Emotional Tribute to Bill Powers Includes Allegations of ‘Character Assassination’

by Published on
Lt. Gov. David Dewhurst

The Senate paid an emotional tribute to University of Texas President Bill Powers this afternoon. During the honorary resolution’s introduction, senators meandered and chatted as usual, but Lt. Gov. David Dewhurst’s voice boomed through the room. He admonished the senators to stop talking and take their seats.

The praise was unusually effusive. Sen. Kevin Eltife, a Tyler Republican, was typical. “I see a man who always puts the university first, someone who always stands up for what he believes in even if it may not be politically popular,” said Eltife. “President Powers, I want to thank you for your outstanding leadership. I want to thank you for leading the University with honor and integrity.”

Many senators emphasized that the tribute was “not a eulogy,” even though at times it sounded like one. Rumors of Powers’ removal have been circulating for at least a year. Things came to a head in May, when Texas Monthly’s Paul Burka reported that  UT System regents were planning to sack Powers. Obviously, that didn’t happen but the tensions between Powers and a self-described group of “reformers” close to the governor have continued.
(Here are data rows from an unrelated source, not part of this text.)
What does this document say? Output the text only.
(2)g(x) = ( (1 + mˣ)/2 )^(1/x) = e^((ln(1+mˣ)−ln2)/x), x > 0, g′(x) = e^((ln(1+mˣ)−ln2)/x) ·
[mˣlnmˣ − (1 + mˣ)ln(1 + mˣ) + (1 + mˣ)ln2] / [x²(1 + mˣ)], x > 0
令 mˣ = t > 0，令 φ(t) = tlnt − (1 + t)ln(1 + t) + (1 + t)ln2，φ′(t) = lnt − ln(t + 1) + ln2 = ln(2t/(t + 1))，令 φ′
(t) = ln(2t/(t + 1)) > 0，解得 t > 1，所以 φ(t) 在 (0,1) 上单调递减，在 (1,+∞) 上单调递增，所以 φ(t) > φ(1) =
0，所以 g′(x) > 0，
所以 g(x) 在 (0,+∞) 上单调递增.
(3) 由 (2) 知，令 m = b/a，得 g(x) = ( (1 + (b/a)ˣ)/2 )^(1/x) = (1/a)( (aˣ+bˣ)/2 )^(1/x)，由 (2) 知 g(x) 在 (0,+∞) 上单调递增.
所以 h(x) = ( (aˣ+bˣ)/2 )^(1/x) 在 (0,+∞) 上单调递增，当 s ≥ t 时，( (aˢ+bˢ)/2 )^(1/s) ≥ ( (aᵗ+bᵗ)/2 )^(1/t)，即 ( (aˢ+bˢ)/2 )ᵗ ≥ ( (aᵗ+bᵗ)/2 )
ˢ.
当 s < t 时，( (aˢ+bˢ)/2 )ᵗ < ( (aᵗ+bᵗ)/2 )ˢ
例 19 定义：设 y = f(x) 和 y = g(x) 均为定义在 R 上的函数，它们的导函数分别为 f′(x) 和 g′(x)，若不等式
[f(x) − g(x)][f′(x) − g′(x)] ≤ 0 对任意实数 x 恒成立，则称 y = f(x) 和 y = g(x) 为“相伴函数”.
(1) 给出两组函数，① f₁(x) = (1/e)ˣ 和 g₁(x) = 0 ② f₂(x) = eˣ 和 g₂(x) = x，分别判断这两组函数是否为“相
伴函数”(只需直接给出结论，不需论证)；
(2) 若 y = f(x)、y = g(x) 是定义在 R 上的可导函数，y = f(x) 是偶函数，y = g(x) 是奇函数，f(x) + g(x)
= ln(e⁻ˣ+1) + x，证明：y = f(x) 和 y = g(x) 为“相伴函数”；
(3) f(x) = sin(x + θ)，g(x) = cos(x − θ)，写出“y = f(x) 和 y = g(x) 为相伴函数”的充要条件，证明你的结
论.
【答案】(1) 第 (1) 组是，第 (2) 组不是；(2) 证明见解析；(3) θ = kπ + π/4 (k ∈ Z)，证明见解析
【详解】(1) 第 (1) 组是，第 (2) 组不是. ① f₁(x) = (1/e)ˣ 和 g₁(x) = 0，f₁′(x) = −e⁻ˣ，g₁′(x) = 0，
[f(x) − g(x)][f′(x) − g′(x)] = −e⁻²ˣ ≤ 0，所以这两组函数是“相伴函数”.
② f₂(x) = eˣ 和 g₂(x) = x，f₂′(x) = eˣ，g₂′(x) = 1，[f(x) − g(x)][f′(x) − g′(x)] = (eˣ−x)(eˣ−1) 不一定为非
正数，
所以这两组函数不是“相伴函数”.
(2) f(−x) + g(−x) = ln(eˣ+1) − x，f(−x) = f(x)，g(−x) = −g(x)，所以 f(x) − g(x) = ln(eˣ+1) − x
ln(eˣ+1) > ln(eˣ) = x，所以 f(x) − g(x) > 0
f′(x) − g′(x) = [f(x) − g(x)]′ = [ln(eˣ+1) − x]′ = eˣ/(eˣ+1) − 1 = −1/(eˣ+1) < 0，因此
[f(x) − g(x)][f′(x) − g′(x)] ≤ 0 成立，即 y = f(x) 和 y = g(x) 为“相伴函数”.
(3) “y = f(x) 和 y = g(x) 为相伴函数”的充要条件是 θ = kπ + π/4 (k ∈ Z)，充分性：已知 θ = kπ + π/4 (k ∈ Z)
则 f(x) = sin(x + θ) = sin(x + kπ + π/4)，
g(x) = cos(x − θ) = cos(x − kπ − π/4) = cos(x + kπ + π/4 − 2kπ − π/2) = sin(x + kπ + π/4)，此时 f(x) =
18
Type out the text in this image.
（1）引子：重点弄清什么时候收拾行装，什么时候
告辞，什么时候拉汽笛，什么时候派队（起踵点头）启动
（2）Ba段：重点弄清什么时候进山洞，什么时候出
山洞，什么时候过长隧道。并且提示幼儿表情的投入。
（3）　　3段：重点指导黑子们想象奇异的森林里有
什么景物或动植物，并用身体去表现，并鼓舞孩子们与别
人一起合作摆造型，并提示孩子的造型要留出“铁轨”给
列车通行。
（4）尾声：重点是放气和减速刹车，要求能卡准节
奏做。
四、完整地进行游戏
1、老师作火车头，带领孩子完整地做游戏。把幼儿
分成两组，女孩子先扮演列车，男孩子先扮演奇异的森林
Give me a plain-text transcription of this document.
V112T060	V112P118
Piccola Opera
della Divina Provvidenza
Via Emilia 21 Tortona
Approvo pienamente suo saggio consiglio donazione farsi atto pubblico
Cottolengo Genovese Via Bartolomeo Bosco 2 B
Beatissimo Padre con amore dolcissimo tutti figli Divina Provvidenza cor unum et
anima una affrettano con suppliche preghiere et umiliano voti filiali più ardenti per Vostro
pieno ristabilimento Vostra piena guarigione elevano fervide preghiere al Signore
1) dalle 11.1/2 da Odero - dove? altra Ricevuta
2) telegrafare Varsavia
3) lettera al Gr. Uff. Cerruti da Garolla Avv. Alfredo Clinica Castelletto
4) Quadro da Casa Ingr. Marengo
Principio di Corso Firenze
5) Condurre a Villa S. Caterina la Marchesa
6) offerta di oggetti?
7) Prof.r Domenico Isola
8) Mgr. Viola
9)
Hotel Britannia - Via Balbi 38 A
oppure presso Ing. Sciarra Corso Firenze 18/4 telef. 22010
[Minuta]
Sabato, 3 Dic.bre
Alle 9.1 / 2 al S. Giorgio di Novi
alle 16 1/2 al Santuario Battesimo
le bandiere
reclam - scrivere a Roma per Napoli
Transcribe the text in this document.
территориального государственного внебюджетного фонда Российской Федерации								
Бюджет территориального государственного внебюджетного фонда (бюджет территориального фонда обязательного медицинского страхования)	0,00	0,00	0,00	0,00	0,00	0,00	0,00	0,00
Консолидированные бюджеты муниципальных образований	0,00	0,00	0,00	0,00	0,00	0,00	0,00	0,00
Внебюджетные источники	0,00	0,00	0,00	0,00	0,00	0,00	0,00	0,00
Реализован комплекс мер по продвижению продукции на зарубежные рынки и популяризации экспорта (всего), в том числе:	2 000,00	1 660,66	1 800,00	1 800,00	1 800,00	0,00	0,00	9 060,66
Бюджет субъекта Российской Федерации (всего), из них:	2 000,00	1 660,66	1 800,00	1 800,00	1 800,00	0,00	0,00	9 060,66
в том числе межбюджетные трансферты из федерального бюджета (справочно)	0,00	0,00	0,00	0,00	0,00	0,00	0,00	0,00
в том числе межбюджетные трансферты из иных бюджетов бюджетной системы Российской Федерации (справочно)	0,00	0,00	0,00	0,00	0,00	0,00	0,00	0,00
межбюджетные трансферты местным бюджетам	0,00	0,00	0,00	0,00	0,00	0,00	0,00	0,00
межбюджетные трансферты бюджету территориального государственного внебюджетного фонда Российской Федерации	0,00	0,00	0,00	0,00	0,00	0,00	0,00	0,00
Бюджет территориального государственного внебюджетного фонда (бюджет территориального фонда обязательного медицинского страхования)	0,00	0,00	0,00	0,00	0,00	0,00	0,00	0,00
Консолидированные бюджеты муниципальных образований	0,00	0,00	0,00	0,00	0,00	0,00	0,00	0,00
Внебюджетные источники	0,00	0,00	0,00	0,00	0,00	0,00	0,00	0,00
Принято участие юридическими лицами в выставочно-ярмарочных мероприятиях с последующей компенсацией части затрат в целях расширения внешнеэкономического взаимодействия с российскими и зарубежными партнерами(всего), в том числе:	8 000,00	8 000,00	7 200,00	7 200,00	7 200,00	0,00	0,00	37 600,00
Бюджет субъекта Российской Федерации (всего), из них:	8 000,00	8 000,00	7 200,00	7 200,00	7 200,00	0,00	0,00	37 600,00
The resolution, the senators insisted, was not meant to punctuate the end of his career. Lt. Gov. David Dewhurst went out of his way to laud Powers, even tearing up. “We are lucky to have you,” Dewhurst told Powers. “I believe in reform, and I know that Bill Powers believes in reform. That’s why I’m particularly troubled when I see UT regents go around this man. I see them trying to micromanage the system.”

Dewhurst hinted darkly at palace plots.

“I’ve been told of character assassination, which is unacceptable to the members of this body. There’s one thing I think all of us in politics appreciate, and that is, you can come up anytime, anyplace, anywhere and say whatever you want to about me—as long as it’s true. But if it’s not true, or if you so dare to mention my wife or my daughter, you will hear from me.”

He tried to continue through tears, but Dewhurst was visibly angry. “This man deserves better treatment,” he said.

Dewhurst reluctantly spoke with the press about these allegations of character assassination and clarified (sort of) what his remarks were meant to insinuate. “I’ve heard complaints about anonymous letters, and perhaps not anonymous letters… Listen, you do what you want to with me, but you don’t touch family.”

“There were some anonymous letters that may not be so anonymous, that were trumpeted, I’m told, by one of the regents.” He continued, “I just think that’s a very underhanded approach.”

“You leave family and staff out of it. I am really mad.”